Here, inside the aes() function, we set x = sugar and y = cholesterol, indicating that the variable sugar will appear on the x-axis and cholesterol will appear on the y-axis.

When creating a ggplot, we recommend starting a new line after each + and also put the arguments of the aes() function on separate lines for better readability.

Now, let’s look at another example. We would like to explore the relationship between GDP_per_capita and life_expectancy.

ggplot(data = gm2004) + geom_point(mapping = aes(x = GDP_per_capita, y = life_expectancy))

We can see that life_expectancy in general increases (in a non-linear fashion) as GDP_per_capita increases, which is also consistent with our knowledge. From the figure, you can see that there is a pretty heavy left tail for GDP_per_capita. To fix this problem, you can actually use a log transformation of GDP_per_capita in the scatterplot. Note that you can directly use the transformed form inside the aesthetic mapping, without the need to separately add the transformation as a variable.

ggplot(data = gm2004) + geom_point(mapping = aes(x = log10(GDP_per_capita), y = life_expectancy))
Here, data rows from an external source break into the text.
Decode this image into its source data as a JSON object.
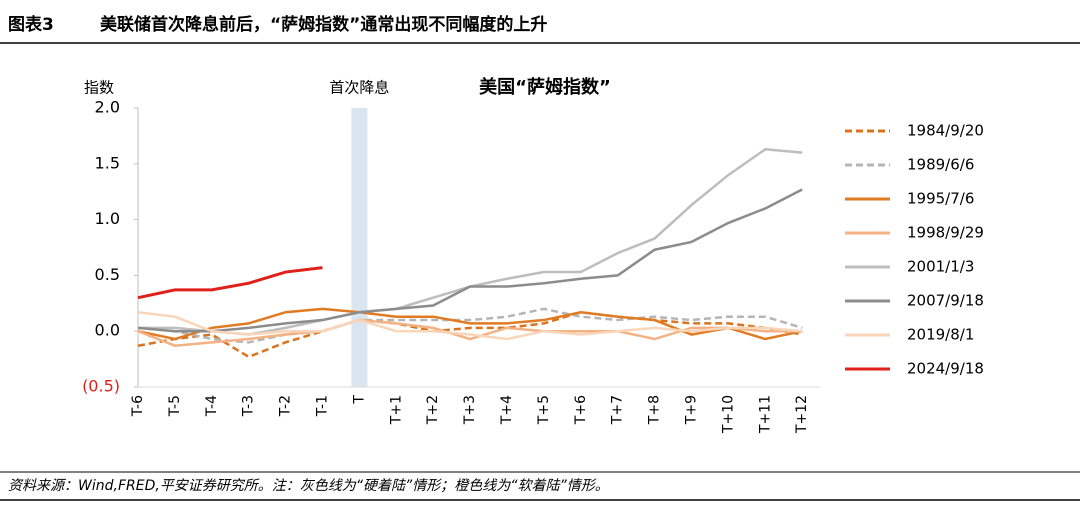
{
  "header": {
    "label": "图表3",
    "title": "美联储首次降息前后，“萨姆指数”通常出现不同幅度的上升"
  },
  "footer": "资料来源：Wind,FRED,平安证券研究所。注：灰色线为“硬着陆”情形；橙色线为“软着陆”情形。",
  "chart_data": {
    "type": "line",
    "title": "美国“萨姆指数”",
    "y_axis_label": "指数",
    "annotation": "首次降息",
    "annotation_category": "T",
    "categories": [
      "T-6",
      "T-5",
      "T-4",
      "T-3",
      "T-2",
      "T-1",
      "T",
      "T+1",
      "T+2",
      "T+3",
      "T+4",
      "T+5",
      "T+6",
      "T+7",
      "T+8",
      "T+9",
      "T+10",
      "T+11",
      "T+12"
    ],
    "ylim": [
      -0.5,
      2.0
    ],
    "yticks": [
      {
        "value": -0.5,
        "label": "(0.5)"
      },
      {
        "value": 0,
        "label": "0.0"
      },
      0.5,
      {
        "value": 1,
        "label": "1.0"
      },
      1.5,
      {
        "value": 2,
        "label": "2.0"
      }
    ],
    "legend": "right",
    "series": [
      {
        "name": "1984/9/20",
        "color": "#d9731e",
        "dashed": true,
        "values": [
          -0.13,
          -0.07,
          -0.03,
          -0.23,
          -0.1,
          0.0,
          0.1,
          0.07,
          0.0,
          0.03,
          0.03,
          0.07,
          0.17,
          0.13,
          0.1,
          0.07,
          0.07,
          0.03,
          -0.03
        ]
      },
      {
        "name": "1989/6/6",
        "color": "#b5b5b5",
        "dashed": true,
        "values": [
          0.03,
          0.0,
          -0.07,
          -0.1,
          -0.03,
          0.0,
          0.1,
          0.1,
          0.1,
          0.1,
          0.13,
          0.2,
          0.13,
          0.1,
          0.13,
          0.1,
          0.13,
          0.13,
          0.03
        ]
      },
      {
        "name": "1995/7/6",
        "color": "#e07b24",
        "values": [
          0.0,
          -0.07,
          0.03,
          0.07,
          0.17,
          0.2,
          0.17,
          0.13,
          0.13,
          0.07,
          0.07,
          0.1,
          0.17,
          0.13,
          0.1,
          -0.03,
          0.03,
          -0.07,
          0.0
        ]
      },
      {
        "name": "1998/9/29",
        "color": "#f4b183",
        "values": [
          0.0,
          -0.13,
          -0.1,
          -0.07,
          -0.03,
          0.0,
          0.1,
          0.07,
          0.03,
          -0.07,
          0.03,
          0.0,
          0.0,
          0.0,
          -0.07,
          0.03,
          0.03,
          0.0,
          0.0
        ]
      },
      {
        "name": "2001/1/3",
        "color": "#bdbdbd",
        "values": [
          0.03,
          0.03,
          0.0,
          -0.03,
          0.03,
          0.1,
          0.17,
          0.2,
          0.3,
          0.4,
          0.47,
          0.53,
          0.53,
          0.7,
          0.83,
          1.13,
          1.4,
          1.63,
          1.6
        ]
      },
      {
        "name": "2007/9/18",
        "color": "#8c8c8c",
        "values": [
          0.03,
          0.0,
          0.0,
          0.03,
          0.07,
          0.1,
          0.17,
          0.2,
          0.23,
          0.4,
          0.4,
          0.43,
          0.47,
          0.5,
          0.73,
          0.8,
          0.97,
          1.1,
          1.27
        ]
      },
      {
        "name": "2019/8/1",
        "color": "#f9d6b9",
        "values": [
          0.17,
          0.13,
          0.0,
          -0.03,
          0.0,
          0.0,
          0.1,
          0.0,
          0.0,
          -0.03,
          -0.07,
          0.0,
          -0.03,
          0.0,
          0.03,
          0.0,
          0.03,
          0.03,
          0.0
        ]
      },
      {
        "name": "2024/9/18",
        "color": "#e0201b",
        "values": [
          0.3,
          0.37,
          0.37,
          0.43,
          0.53,
          0.57,
          null,
          null,
          null,
          null,
          null,
          null,
          null,
          null,
          null,
          null,
          null,
          null,
          null
        ]
      }
    ]
  }
}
After the logarithm transformation, you can see a relationship that is more linear.

5.1.4 Interact and Save the plot from ggplot()

After generating the plot using ggplot(), you can use exactly the same menu options for interacting the plot as for plot().

However, the mechanism for saving plots from ggplot() is completely different from that of plot(). To save a plot from ggplot(), you just need to use the ggsave() function after generating the plot without first setting up the connection to the file. The ggsave() function is very smart in the sense that it will automatically save the plot to the desired format depending on the extension of the given file name.

ggplot(data = gm2004) + geom_point(mapping = aes(x = sugar, y = cholesterol))
ggsave("data/cholestrol_vs_sugar_ggplot.pdf")  #save the plot as a .pdf file
ggsave("data/cholestrol_vs_sugar_ggplot.jpg")  #save the plot as a .jpg image

5.1.5 Exercises

  1. Using the sahp dataset, create a scatterplot to visualize the relationship between liv_area (on the x-axis) and sale_price (on the y-axis) without using any package, then set labels according to variable names and change all points to red. Finally, save the plot to data/sale_price_vs_liv_area.jpg and discuss the findings.

  2. Using the gm2004 dataset, create a scatterplot to visualize the relationship between sanitation (on the x-axis) and life_expectancy (on the y-axis) using the ggplot2 package. Finally, save the plot to data/life_expectancy_vs_sanitation.pdf and discuss the findings.

References

Wickham, Hadley. 2010. “A Layered Grammar of Graphics.” Journal of Computational and Graphical Statistics 19 (1): 3–28.